The question then becomes simple: what is the method of attracting all of these potential music-engagers and showing them how valuable it can be for their existence? Well firstly, we need to rebrand a bit. The perception of our industry from the outside sucks, period. If you agree that our product is good, then you have to agree that our packaging of it is rubbish by virtue of the fact that most people don’t want to come along to see it. Even the most delicious cake would go stale in a grey sack with a picture of a judgemental grandmother on the front of it.
Then, we need to think of ways to deliver this music that is easier to access on a basic level. We need to make it accessible and relevant to people, where they feel like they want to engage with it because it offers them immediate satisfaction and value. Oh, thanks very much Einaudi and co for creating an audience of people already engaging with the material, and sorry we’ve been such twats these past few years.
There are countless different ways this is being done and thought about: Lie Down and Listen is a London based project by concert pianist Christina McMaster as one of many examples. In my own work with the 1781 Collective I’ve explored the utility of ritual and narrative to design concert programmes that take people on a journey; a recent experience had me in front of roughly one thousand people at the closing set of a large techno festival in Germany – all of whom were on some form of stimulative substance – and my job was to take them down calmly after five days of non-stop raving to a relaxed state where they could begin to accept the reality that the Festival was finishing and they’d have to go to work the next day. A discussion with a colleague last week resulted in a plan for an meditation app which would be ‘Like Headspace, but with Classical Music.’
Lie Down and Listen: Christina McMaster
If you think that this can’t be done, just think about the yoga industry. What was ostensibly an extremely esoteric, complex spiritual practice, with thousands of years of complex training required to achieve enlightenment, has now been reinvented as an activity that countless millions of people around the globe engage with daily; from the most basic points of entry (such as Yoga with Adriene which couldn’t be further from what a 19th century Yogi would have imagined of their work); to people travelling around the world for Yoga retreats; becoming Yoga instructors; etc. Our equivalent might be in the person who listens to classical music for relaxing only, to taking piano lessons and going to concerts, to attending piano retreats, etc.
We’ve all bemoaned the albums and playlists of ‘Classical Music for Relaxing’ as a direct predecessor to the notion that ‘classical music is boring’, because as we all know, classical music routinely expresses the entire range of human emotion on a frequent basis, with relaxation only one tiny component of this. I’m not advocating for a use of music purely to help stressed people relax, but instead to use this existing perception to open a channel towards the full potential of music; whilst simultaneously helping guide listeners and enthusiasts to the different levels of engagement they can choose.

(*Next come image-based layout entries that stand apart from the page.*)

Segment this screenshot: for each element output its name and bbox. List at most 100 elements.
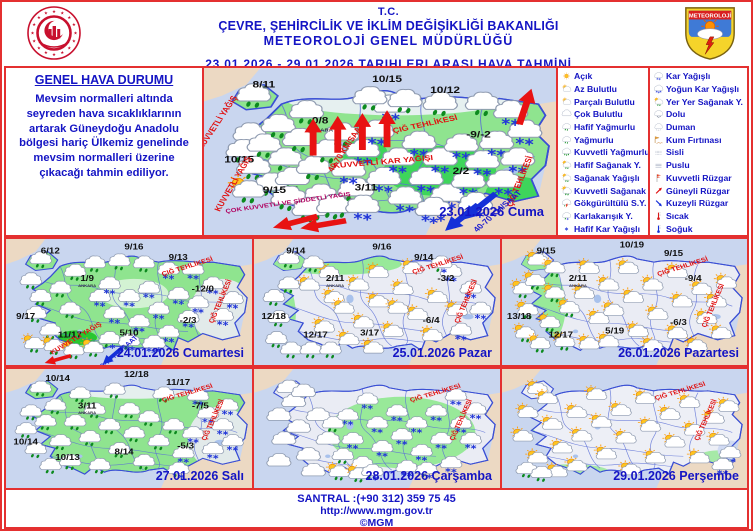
header: ★ ★ ★ ★ ★ ★ ★ ★ ★ ★ ★ ★ ★ ★ ★ ★ T.C. ÇEVRE, ŞEHİRCİLİK … [2, 2, 751, 71]
meteorology-logo-text: METEOROLOJİ [689, 13, 732, 20]
legend-item: Az Bulutlu [560, 83, 647, 96]
legend-item: Kuvvetli Rüzgar [652, 172, 746, 185]
legend-item: Yağmurlu [560, 133, 647, 146]
turkey-weather-map: 6/12 9/16 9/13 1/9 -12/0 9/17 11/17 5/10 -2/3 ANK… [6, 239, 252, 365]
legend-label: Hafif Sağanak Y. [574, 160, 641, 171]
star-icon: ★ [60, 10, 64, 15]
turkey-weather-map: 9/14 9/16 9/14 2/11 -3/2 12/18 12/17 3/17 -6/4 AN… [254, 239, 500, 365]
svg-text:10/19: 10/19 [620, 240, 644, 249]
shower-icon [652, 96, 665, 108]
forecast-map-panel-5: 10/14 12/18 11/17 3/11 -7/5 10/14 10/13 8/14 -5/… [4, 367, 254, 490]
svg-text:9/13: 9/13 [169, 253, 188, 262]
turkey-weather-map: 10/14 12/18 11/17 3/11 -7/5 10/14 10/13 8/14 -5/… [6, 369, 252, 488]
svg-text:3/11: 3/11 [78, 402, 97, 411]
star-icon: ★ [31, 30, 35, 35]
emblem-building-bar [48, 29, 52, 39]
legend-label: Yer Yer Sağanak Y. [666, 96, 743, 107]
svg-text:9/14: 9/14 [286, 246, 306, 255]
map-date-label: 28.01.2026 Çarşamba [365, 469, 492, 483]
legend-item: Sağanak Yağışlı [560, 172, 647, 185]
legend-label: Güneyli Rüzgar [666, 185, 730, 196]
lightning-icon [704, 36, 715, 55]
svg-text:9/16: 9/16 [372, 242, 391, 251]
svg-text:9/15: 9/15 [664, 248, 683, 257]
legend-item: Kuvvetli Yağmurlu [560, 146, 650, 159]
svg-text:11/17: 11/17 [166, 378, 190, 387]
snow-icon [652, 70, 665, 82]
footer-url-link[interactable]: http://www.mgm.gov.tr [320, 505, 433, 517]
map-date-label: 27.01.2026 Salı [155, 469, 244, 483]
legend-item: Yer Yer Sağanak Y. [652, 95, 746, 108]
svg-text:10/15: 10/15 [224, 155, 254, 166]
legend-label: Duman [666, 122, 696, 133]
rain-icon [560, 121, 573, 133]
legend-item: Güneyli Rüzgar [652, 184, 746, 197]
thermoC-icon [656, 224, 662, 234]
thermoH-icon [656, 211, 662, 221]
general-situation-text: Mevsim normalleri altında seyreden hava … [19, 93, 189, 179]
legend-item: Parçalı Bulutlu [560, 95, 647, 108]
hail-icon [652, 108, 665, 120]
legend-item: Soğuk [652, 222, 746, 235]
forecast-map-panel-2: 6/12 9/16 9/13 1/9 -12/0 9/17 11/17 5/10 -2/3 ANK… [4, 237, 254, 367]
legend-label: Az Bulutlu [574, 84, 617, 95]
legend-item: Hafif Sağanak Y. [560, 159, 647, 172]
legend-label: Yağmurlu [574, 134, 614, 145]
legend-label: Puslu [666, 160, 690, 171]
svg-text:2/2: 2/2 [453, 166, 470, 177]
thunder-icon [560, 197, 573, 209]
svg-text:12/18: 12/18 [124, 370, 149, 379]
legend-item: Puslu [652, 159, 746, 172]
emblem-laurel [38, 41, 70, 48]
svg-text:13/18: 13/18 [507, 311, 531, 320]
legend-label: Yoğun Kar Yağışlı [666, 84, 740, 95]
legend-label: Parçalı Bulutlu [574, 96, 635, 107]
svg-text:-5/3: -5/3 [177, 441, 194, 450]
svg-text:12/17: 12/17 [303, 330, 328, 339]
general-situation-title: GENEL HAVA DURUMU [34, 73, 174, 87]
legend-label: Çok Bulutlu [574, 109, 623, 120]
legend-label: Kum Fırtınası [666, 134, 722, 145]
svg-text:9/16: 9/16 [124, 242, 143, 251]
footer-copyright: ©MGM [359, 517, 394, 529]
snow2-icon [652, 83, 665, 95]
star-icon: ★ [52, 9, 56, 14]
svg-text:10/14: 10/14 [45, 374, 70, 383]
suncloud-icon [560, 83, 573, 95]
header-title-block: T.C. ÇEVRE, ŞEHİRCİLİK VE İKLİM DEĞİŞİKL… [96, 2, 681, 71]
legend-item: Duman [652, 121, 746, 134]
svg-text:10/12: 10/12 [430, 85, 460, 96]
svg-text:10/14: 10/14 [13, 437, 38, 446]
star-icon: ★ [32, 22, 36, 27]
legend-item: Sisli [652, 146, 746, 159]
svg-text:-12/0: -12/0 [192, 284, 214, 293]
star-icon: ★ [37, 46, 41, 51]
svg-text:12/18: 12/18 [261, 311, 286, 320]
svg-text:-9/4: -9/4 [685, 274, 703, 283]
suncloud-icon [560, 96, 573, 108]
legend-label: Hafif Kar Yağışlı [574, 223, 640, 234]
ministry-logo: ★ ★★★★★★★★★★★★★★★ [27, 6, 81, 60]
forecast-map-panel-1: 8/1110/1510/120/8-9/-210/159/153/112/2AN… [202, 66, 558, 237]
general-situation-panel: GENEL HAVA DURUMU Mevsim normalleri altı… [4, 66, 204, 237]
forecast-map-panel-3: 9/14 9/16 9/14 2/11 -3/2 12/18 12/17 3/17 -6/4 AN… [252, 237, 502, 367]
svg-text:0/8: 0/8 [312, 116, 329, 127]
svg-text:11/17: 11/17 [58, 330, 82, 339]
legend-item: Çok Bulutlu [560, 108, 647, 121]
legend-item: Açık [560, 70, 647, 83]
svg-text:1/9: 1/9 [80, 274, 94, 283]
svg-text:2/11: 2/11 [326, 274, 345, 283]
svg-text:3/11: 3/11 [355, 183, 378, 194]
forecast-map-panel-7: ÇIĞ TEHLİKESİ ÇIĞ TEHLİKESİ 29.01.2026 Per… [500, 367, 749, 490]
meteorology-logo: METEOROLOJİ [685, 7, 735, 60]
star-icon: ★ [72, 39, 76, 44]
haze-icon [655, 164, 662, 168]
svg-text:-6/4: -6/4 [423, 316, 441, 325]
svg-text:8/11: 8/11 [253, 80, 276, 91]
star-icon: ★ [67, 15, 71, 20]
map-date-label: 23.01.2026 Cuma [439, 204, 544, 219]
legend-item: Kar Yağışlı [652, 70, 746, 83]
legend-item: Hafif Kar Yağışlı [560, 222, 647, 235]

We cannot continue to demand that audiences listen to music in only one way – and an outdated, stuffy, and pretentious way at that. Instead, we need to start thinking about how we can take our product and passion to bring it to as many people as possible, and stop judging those who do things differently from us. What if we promoted our art form as a journey with an endless level of depth that one can choose to dive into, and one that can be satisfying at whatever level you choose to engage with? From Ludovico to Ligeti, there’s something for everyone, and everyone is welcome.